Gallery LVS (Sinsa-dong space) is very pleased to announce the two-person exhibition “Clouds soar up to end in rain” with artists Suejin Chung and Melvin Moti from June 2nd to July 9th, 2016. The exhibition will feature paintings by Suejin Chung and textile, photographs and drawing works by Melvin Moti.
Suejin Chung claims that paintings are expressive media of structural and objective observations of human consciousness rather than a display of emotions. Furthermore, she states that the flow of consciousness is not random, but travels through dimensions in a logical, geometric pattern. Chung’s works require strictly scientific analysis surpassing ordinary method of perception and thereupon simultaneously recognize possibilities and limits of human consciousness. Chung explains this through “Budozi” theory, one of the most innovative contemporary visual theories mostly based on Eastern philosophies. Her works have been exhibited in many galleries and institutions representing Korean contemporary art including National Museum of Modern and Contemporary Art, Korea, Art Sonje, Seoul Museum of Art, Taipei Fine Art Museum, Project space Sarubia.
Melvin Moti is a Dutch artist living and working in Rotterdam, Netherlands, and this is his first time exhibiting in Korea. Moti creates 35mm films, installations, and various two-dimensional and three-dimensional objects that explore human consciousness and visual culture in reductionist methods. Moti finds various narratives in history and science and augments them through contexts functioning as filters to reveal new truths about the mind and perception. “Cluster Illusion” series, a collaboration with Japanese silk-dye master, shown in Mori Art Museum, as well as “Miamalism” and “a Century of Light”, which use time as medium, and photographs from the “Eigengrau (The inner self in outer space)” series will be shown. His works have been widely exhibited in institutions such as Venice Biennale, Centre Pompidou, Tate Modern, Palais de Tokyo, and Mori Art Museum.

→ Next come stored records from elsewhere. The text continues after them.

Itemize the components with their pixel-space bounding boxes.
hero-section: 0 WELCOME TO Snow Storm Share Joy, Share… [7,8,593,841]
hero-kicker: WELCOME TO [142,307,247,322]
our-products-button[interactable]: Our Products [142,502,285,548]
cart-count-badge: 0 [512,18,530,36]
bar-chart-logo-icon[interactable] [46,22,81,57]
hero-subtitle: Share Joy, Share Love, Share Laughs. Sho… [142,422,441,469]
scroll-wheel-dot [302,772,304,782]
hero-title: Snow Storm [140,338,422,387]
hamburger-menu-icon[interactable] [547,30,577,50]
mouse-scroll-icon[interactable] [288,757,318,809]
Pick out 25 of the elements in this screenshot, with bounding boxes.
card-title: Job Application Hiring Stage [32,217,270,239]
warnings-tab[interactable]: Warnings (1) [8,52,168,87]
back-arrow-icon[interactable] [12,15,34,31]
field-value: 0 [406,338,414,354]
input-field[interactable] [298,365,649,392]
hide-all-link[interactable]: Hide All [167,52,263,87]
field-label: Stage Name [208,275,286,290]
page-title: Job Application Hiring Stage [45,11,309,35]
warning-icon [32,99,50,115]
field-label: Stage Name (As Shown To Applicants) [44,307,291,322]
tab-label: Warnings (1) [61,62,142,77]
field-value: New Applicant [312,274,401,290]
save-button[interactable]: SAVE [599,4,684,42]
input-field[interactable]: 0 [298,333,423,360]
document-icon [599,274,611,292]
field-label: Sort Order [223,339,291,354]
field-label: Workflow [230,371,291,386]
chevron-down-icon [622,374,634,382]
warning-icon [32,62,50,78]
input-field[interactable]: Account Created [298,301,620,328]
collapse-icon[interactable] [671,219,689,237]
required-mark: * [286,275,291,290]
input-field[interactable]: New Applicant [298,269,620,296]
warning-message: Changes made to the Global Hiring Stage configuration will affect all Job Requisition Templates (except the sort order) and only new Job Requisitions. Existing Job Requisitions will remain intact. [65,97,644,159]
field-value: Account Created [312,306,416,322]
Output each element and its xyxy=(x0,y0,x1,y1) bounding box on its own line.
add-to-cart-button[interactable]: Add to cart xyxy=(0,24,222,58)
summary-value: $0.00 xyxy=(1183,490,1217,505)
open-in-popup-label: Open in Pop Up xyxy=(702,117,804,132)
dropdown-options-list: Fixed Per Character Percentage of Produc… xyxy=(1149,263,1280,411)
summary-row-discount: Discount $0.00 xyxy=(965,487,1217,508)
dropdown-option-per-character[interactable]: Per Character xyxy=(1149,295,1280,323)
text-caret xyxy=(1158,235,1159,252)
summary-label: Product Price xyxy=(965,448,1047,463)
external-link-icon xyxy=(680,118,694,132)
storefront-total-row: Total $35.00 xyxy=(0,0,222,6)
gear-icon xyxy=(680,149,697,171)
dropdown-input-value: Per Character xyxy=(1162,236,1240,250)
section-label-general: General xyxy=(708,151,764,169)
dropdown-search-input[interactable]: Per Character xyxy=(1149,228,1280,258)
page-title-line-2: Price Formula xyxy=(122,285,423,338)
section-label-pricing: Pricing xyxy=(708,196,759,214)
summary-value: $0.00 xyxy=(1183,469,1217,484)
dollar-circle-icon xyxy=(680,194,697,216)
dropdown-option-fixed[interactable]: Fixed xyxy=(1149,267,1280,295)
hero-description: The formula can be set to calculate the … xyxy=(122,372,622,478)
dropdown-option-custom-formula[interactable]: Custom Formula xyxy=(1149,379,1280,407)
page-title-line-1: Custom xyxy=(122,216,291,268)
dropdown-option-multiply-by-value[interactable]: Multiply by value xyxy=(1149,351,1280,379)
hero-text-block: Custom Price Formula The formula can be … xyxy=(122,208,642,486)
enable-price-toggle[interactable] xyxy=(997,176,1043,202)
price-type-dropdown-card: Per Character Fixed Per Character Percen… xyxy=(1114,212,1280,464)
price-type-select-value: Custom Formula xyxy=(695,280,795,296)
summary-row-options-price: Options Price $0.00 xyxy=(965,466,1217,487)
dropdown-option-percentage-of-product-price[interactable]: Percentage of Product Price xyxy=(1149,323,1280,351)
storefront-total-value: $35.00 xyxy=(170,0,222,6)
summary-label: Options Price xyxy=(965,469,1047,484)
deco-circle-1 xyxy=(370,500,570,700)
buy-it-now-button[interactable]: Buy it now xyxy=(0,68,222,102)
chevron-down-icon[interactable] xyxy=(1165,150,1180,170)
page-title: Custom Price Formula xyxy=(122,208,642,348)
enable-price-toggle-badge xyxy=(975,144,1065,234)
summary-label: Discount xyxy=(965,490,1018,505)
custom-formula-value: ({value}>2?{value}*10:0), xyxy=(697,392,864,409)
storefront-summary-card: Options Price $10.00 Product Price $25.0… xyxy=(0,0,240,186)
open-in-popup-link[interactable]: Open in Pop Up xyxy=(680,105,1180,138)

“雲騰致雨 (Clouds soar up to end in rain)” is a four-character Chinese idiom from the Thousand-Character Classic, explaining a simple meteorological providence of clouds soaring up to come down as rain. Numerous metaphors of clouds, as well as the formation, movement and shapes of clouds the idiom is visualizing, adequately outline Suejin Chung and Melvin Moti’s works and concepts. An electron cloud, in which electrons are regularly dispersed, is the basic unit needed in a chemical reaction. Such model is like the scattered pieces or particles of human consciousness diluted loosely under certain structure and aesthetic choices Chung and Moti have made within their works, in order to induce flexible interaction with the exterior, the audience or different environmental context in this case. The clouds in Melvin Moti’s dyed silk works depict ‘holy’ clouds, which often serve as backgrounds in many Western religious paintings, and the act of seeing constellations from random forms of nebulas (note: direct translation of ‘nebula’ in Korean and Chinese is ‘star cloud’) all direct to states of mass hallucination. Clouds are also frequently referenced in Suejin Chung’s visual theory: “Budozi.” Chung states that consciousness evolves in geometric pattern multi-dimensionally, and this pattern can be visually represented on the ‘“pyramid dialectic” and “dual pentagon” structures. Korean art historian Woobang Kang’s discovery of ‘영기문 靈氣紋 (Yeong-gi mun)’ (note: direct translation is ‘aural pattern’; it refers to the spiral pattern found as basic aesthetic unit in most ancient art, especially Korean art. The pattern’s color and shape variations create different meanings) has inspired Chung’s structures, and the traditional cloud pattern (운문 雲文) is also derived from ‘Yeong-gi mun.’